Published online by Cambridge University Press: 28 March 2008
The constitution of 1923 consolidated a new legal and institutional framework for the Egyptian state. Yet this political moment is an inadequate marker of the economic and social developments inextricably bound up with it. Changes in a society and its political economy are best analyzed in terms of long-term historical and structural tendencies that cannot be dated with precision.

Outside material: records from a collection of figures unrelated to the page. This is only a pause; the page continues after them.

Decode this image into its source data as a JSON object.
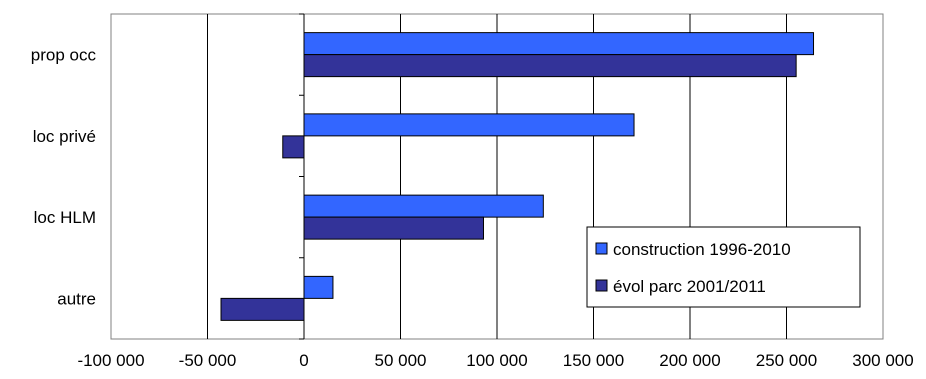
{
  "chart_data": {
    "type": "bar",
    "orientation": "horizontal",
    "categories": [
      "prop occ",
      "loc privé",
      "loc HLM",
      "autre"
    ],
    "series": [
      {
        "name": "construction 1996-2010",
        "values": [
          264000,
          171000,
          124000,
          15000
        ],
        "color": "#3366FF"
      },
      {
        "name": "évol parc 2001/2011",
        "values": [
          255000,
          -11000,
          93000,
          -43000
        ],
        "color": "#333399"
      }
    ],
    "xlim": [
      -100000,
      300000
    ],
    "xticks": [
      -100000,
      -50000,
      0,
      50000,
      100000,
      150000,
      200000,
      250000,
      300000
    ],
    "xtick_labels": [
      "-100 000",
      "-50 000",
      "0",
      "50 000",
      "100 000",
      "150 000",
      "200 000",
      "250 000",
      "300 000"
    ],
    "title": "",
    "xlabel": "",
    "ylabel": "",
    "grid": "vertical",
    "legend_position": "bottom-right",
    "colors": {
      "plot_border": "#808080",
      "gridline": "#000000",
      "background": "#FFFFFF"
    }
  }
}
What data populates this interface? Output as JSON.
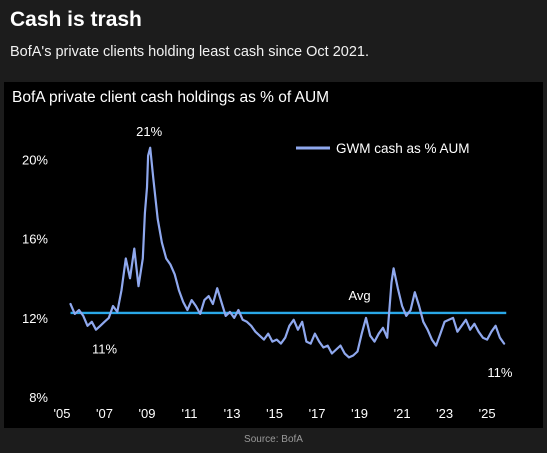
{
  "headline": "Cash is trash",
  "subheadline": "BofA's private clients holding least cash since Oct 2021.",
  "source": "Source: BofA",
  "chart_data": {
    "type": "line",
    "title": "BofA private client cash holdings as % of AUM",
    "xlabel": "",
    "ylabel": "",
    "xlim": [
      2005.0,
      2026.5
    ],
    "ylim": [
      8,
      21.8
    ],
    "x_ticks": [
      "'05",
      "'07",
      "'09",
      "'11",
      "'13",
      "'15",
      "'17",
      "'19",
      "'21",
      "'23",
      "'25"
    ],
    "x_tick_values": [
      2005,
      2007,
      2009,
      2011,
      2013,
      2015,
      2017,
      2019,
      2021,
      2023,
      2025
    ],
    "y_ticks": [
      "8%",
      "12%",
      "16%",
      "20%"
    ],
    "y_tick_values": [
      8,
      12,
      16,
      20
    ],
    "grid": false,
    "legend": "top-right",
    "colors": {
      "series": "#8fa8ee",
      "average": "#2aa8e8",
      "background": "#000000",
      "text": "#ffffff"
    },
    "series": [
      {
        "name": "GWM cash as % AUM",
        "x": [
          2005.4,
          2005.6,
          2005.8,
          2006.0,
          2006.2,
          2006.4,
          2006.6,
          2006.8,
          2007.0,
          2007.2,
          2007.4,
          2007.6,
          2007.8,
          2008.0,
          2008.2,
          2008.4,
          2008.6,
          2008.8,
          2008.9,
          2009.0,
          2009.05,
          2009.15,
          2009.3,
          2009.5,
          2009.7,
          2009.9,
          2010.1,
          2010.3,
          2010.5,
          2010.7,
          2010.9,
          2011.1,
          2011.3,
          2011.5,
          2011.7,
          2011.9,
          2012.1,
          2012.3,
          2012.5,
          2012.7,
          2012.9,
          2013.1,
          2013.3,
          2013.5,
          2013.7,
          2013.9,
          2014.1,
          2014.3,
          2014.5,
          2014.7,
          2014.9,
          2015.1,
          2015.3,
          2015.5,
          2015.7,
          2015.9,
          2016.1,
          2016.3,
          2016.5,
          2016.7,
          2016.9,
          2017.1,
          2017.3,
          2017.5,
          2017.7,
          2017.9,
          2018.1,
          2018.3,
          2018.5,
          2018.7,
          2018.9,
          2019.1,
          2019.3,
          2019.5,
          2019.7,
          2019.9,
          2020.1,
          2020.3,
          2020.5,
          2020.6,
          2020.8,
          2021.0,
          2021.2,
          2021.4,
          2021.6,
          2021.8,
          2022.0,
          2022.2,
          2022.4,
          2022.6,
          2022.8,
          2023.0,
          2023.2,
          2023.4,
          2023.6,
          2023.8,
          2024.0,
          2024.2,
          2024.4,
          2024.6,
          2024.8,
          2025.0,
          2025.2,
          2025.4,
          2025.6,
          2025.8
        ],
        "values": [
          12.7,
          12.2,
          12.4,
          12.1,
          11.6,
          11.8,
          11.4,
          11.6,
          11.8,
          12.0,
          12.6,
          12.3,
          13.4,
          15.0,
          14.0,
          15.5,
          13.6,
          15.0,
          17.3,
          18.6,
          20.2,
          20.6,
          19.0,
          17.0,
          15.8,
          15.0,
          14.7,
          14.2,
          13.4,
          12.8,
          12.4,
          12.9,
          12.6,
          12.2,
          12.9,
          13.1,
          12.7,
          13.5,
          12.8,
          12.1,
          12.3,
          12.0,
          12.4,
          11.9,
          11.8,
          11.6,
          11.3,
          11.1,
          10.9,
          11.2,
          10.8,
          10.9,
          10.7,
          11.0,
          11.6,
          11.9,
          11.4,
          11.8,
          10.8,
          10.7,
          11.2,
          10.8,
          10.5,
          10.6,
          10.2,
          10.4,
          10.6,
          10.2,
          10.0,
          10.1,
          10.3,
          11.2,
          12.0,
          11.1,
          10.8,
          11.2,
          11.5,
          11.0,
          13.8,
          14.5,
          13.5,
          12.6,
          12.1,
          12.4,
          13.3,
          12.6,
          11.8,
          11.4,
          10.9,
          10.6,
          11.2,
          11.8,
          11.9,
          12.0,
          11.3,
          11.6,
          11.9,
          11.4,
          11.7,
          11.3,
          11.0,
          10.9,
          11.3,
          11.6,
          11.0,
          10.7
        ]
      }
    ],
    "average": {
      "label": "Avg",
      "value": 12.25,
      "x_start": 2005.4,
      "x_end": 2025.9
    },
    "annotations": [
      {
        "text": "21%",
        "x": 2009.1,
        "y": 21.2
      },
      {
        "text": "11%",
        "x": 2007.0,
        "y": 10.2
      },
      {
        "text": "11%",
        "x": 2025.6,
        "y": 9.0
      },
      {
        "text": "Avg",
        "x": 2019.0,
        "y": 12.9
      }
    ]
  }
}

The years between the accession of Khedive ’Abbas Hilmi (r. 1892–1914) and the election of the first Wafd government in 1924 in many ways delimit a single era. This conjuncture was formed by stabilization and subsequent frustration of British colonial rule; increased capital investment in agriculture, transport, commerce, and industry; and dramatic expansion, followed by sharp decline, in agricultural productivity. From this perspective, the popular reaction to the Dinshawai incident of June 1906 was not a spontaneous originary moment of nationalist mobilization, but a response to the developments that preceded it and informed its meaning. A reconfigured market; a reactivated political movement featuring a mélange of Egyptianist, Ottomanist, and Islamist discourses; new social groups; revised ideals of gender relations; and new forms of culture and politics elaborated and legitimized one another. After the First World War, the moral, economic, and political crisis of Anglo-French colonialism created an environment conducive to a new political order in Egypt.
The nationalist movement was an effect of urban middle strata educated in modern, western-style, schools – the effendiyya – and circles of large landholders simultaneously articulating and responding to collective anti-colonialist sentiment and action. This dynamic process reorganized the structural and discursive limits governing nearly every major question in Egypt until well after the military coup of July 23, 1952.